Ed allora ascoltiamoli. Rosario Livatino sul valore della funzione di magistrato:

vi sono tante forme di affrontare il lavoro di magistrato: v’è quella distaccata e fredda di chi vede nelle tavole processuali solo un informe mucchio di carte che bisogna semplicemente ordinare secondo certe regole e quella di chi scorge in esse invece i drammi umani che vi si celano e che è consapevole di quanto una decisione potrà lenirli o esasperarli; c’è quella di colui che chiudendo la porta del proprio ufficio alla fine della giornata di lavoro, lascia dentro di esso tutti i problemi che nel suo corso vi ha incontrato e ritrova nel privato una parentesi di sollievo e quella di colui che invece si compenetra talmente in quei problemi, che li soffre fino al punto da farli propri e portarli con sé ovunque vada, macerandosi nel dubbio dell’errore ben oltre quel segno che il proprio stretto dovere imporrebbe



Antonino Saetta ripeteva spesso La nostra dignità ci impone, alle volte, di affrontare con coraggio situazioni difficili. E ci dà, anche, tutto il coraggio di cui, in quei casi, abbiamo bisogno.
Antonino Saetta e Rosario Livatino hanno esercitato nella vita professionale soltanto le funzioni di magistrato, trattando i processi per ciò che sono: accertamento penale di fatti attribuibili ad imputati e non altro; sono il modello di cittadini e magistrati sobri e riservati nei comportamenti e nello svolgimento delle loro funzioni, distanti da ogni forma di personalismo, unicamente impegnati ogni giorno nel servizio del valore Giustizia. Li abbiamo conosciuti solo dopo la loro tragica fine; prima, nello svolgimento delle loro funzioni, erano semplicemente e felicemente cittadini, magistrati, uomini, padri, figli.

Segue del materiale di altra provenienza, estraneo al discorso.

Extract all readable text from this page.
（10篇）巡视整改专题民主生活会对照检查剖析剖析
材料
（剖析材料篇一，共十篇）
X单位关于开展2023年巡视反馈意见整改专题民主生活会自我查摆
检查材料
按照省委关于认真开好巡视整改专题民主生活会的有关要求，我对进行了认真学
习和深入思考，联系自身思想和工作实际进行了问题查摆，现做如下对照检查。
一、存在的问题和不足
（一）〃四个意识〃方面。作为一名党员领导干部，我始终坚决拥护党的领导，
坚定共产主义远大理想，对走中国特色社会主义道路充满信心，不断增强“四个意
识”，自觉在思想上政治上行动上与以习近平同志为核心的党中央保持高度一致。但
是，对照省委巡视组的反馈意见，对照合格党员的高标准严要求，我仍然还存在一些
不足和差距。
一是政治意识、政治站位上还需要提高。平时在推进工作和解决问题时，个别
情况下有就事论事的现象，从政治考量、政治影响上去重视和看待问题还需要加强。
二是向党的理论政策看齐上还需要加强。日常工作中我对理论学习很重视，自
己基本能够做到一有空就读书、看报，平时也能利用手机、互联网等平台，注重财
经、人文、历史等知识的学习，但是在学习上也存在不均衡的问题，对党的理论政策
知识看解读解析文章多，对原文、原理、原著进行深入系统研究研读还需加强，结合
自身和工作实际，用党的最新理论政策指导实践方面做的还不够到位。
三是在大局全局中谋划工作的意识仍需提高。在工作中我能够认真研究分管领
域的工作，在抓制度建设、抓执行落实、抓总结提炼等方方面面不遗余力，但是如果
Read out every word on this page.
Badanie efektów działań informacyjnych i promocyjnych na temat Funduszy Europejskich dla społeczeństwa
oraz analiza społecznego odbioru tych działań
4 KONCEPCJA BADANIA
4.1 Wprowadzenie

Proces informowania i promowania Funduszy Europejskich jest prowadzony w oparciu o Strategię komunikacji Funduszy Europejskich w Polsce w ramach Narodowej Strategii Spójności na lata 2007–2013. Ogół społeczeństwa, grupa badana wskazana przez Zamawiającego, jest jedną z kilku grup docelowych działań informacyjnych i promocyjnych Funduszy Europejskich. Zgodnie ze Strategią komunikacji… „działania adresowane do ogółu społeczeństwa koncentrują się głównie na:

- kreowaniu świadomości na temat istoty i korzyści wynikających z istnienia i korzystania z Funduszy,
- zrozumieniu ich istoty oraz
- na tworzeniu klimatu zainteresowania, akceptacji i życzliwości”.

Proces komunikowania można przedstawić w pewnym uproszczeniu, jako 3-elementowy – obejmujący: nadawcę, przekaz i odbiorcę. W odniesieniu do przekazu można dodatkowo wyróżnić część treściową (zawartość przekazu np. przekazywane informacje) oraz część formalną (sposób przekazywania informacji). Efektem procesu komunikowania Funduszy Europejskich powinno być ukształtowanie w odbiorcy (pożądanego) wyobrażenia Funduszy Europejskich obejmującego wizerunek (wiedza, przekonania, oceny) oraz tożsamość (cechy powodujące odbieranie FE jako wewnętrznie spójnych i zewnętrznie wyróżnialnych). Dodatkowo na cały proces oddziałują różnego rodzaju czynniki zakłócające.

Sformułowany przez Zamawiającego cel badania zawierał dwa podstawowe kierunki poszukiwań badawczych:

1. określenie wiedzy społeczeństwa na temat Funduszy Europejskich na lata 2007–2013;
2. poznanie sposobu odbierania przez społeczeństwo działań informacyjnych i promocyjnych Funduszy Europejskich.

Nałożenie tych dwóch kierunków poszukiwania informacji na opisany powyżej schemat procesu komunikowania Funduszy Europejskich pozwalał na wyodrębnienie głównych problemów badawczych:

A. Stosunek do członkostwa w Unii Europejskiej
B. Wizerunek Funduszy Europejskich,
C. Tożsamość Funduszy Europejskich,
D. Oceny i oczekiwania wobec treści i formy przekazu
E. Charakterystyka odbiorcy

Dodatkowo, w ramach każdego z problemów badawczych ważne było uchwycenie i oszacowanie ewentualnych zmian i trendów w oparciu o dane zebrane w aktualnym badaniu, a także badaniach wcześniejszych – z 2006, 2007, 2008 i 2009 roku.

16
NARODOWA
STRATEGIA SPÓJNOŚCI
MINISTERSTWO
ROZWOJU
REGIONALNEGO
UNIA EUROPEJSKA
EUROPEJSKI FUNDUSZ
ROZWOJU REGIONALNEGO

Magistrati che in quegli anni, come tanti, ma non come tutti, hanno vissuto il loro percorso umano e professionale ispirandosi a valori di disinteresse personale, di indipendenza, di imparzialità, lontani da centri di potere, politici o economici, palesi od occulti, capaci di dire no alle intimidazioni, no alle suggestioni del potere, no al polveroso ed innocuo quietismo burocratico, no all’indifferenza ed ignavia, no alle lusinghe dell’esposizione mediatica.


Magistrati e cittadini che hanno vissuto ed operato in Sicilia non inseriti in un salotto, in un circolo, in un rapporto di potere, in un gioco di apparenze; hanno lavorato - rafforzando e rinnovando l’azione della magistratura italiana - in un contesto ambientale e in un tempo in cui la parola “mafia” era raramente pronunciata, in un’epoca in cui i mafiosi non venivano isolati ed emarginati, ma ossequiati e rispettati anche oltre i confini del clan.


Sono Servitori dello Stato uccisi dalla inqualificabile criminalità mafiosa mentre, a bordo delle loro vetture private, non tutelati in un periodo in cui i magistrati venivano uccisi frequentemente e senza preavviso, si stavano recando verso il luogo di lavoro.


Seguendo il loro esempio, leggendo le loro sentenze, raccogliendo la loro eredità morale potremo noi oggi intendere il nostro ruolo di cittadini e magistrati; la loro testimonianza possa aiutare noia comprendere le nostre radici, possa accompagnarci ad andare in pellegrinaggio nei luoghi della memoria e della nostra storia allo scopo, oggi e qui, di sconfiggere l’indifferenza, gli abusi del potere, la tepidezza, l’insana ambizione, gli individualismi, svolgendo il nobile e delicato ruolo di magistrati al servizio dello Stato senza debiti di riconoscenza, senza ostentazione o esibizione e così indossando la toga senza dover dire grazie se non ai propri genitori che quella toga ci hanno donato.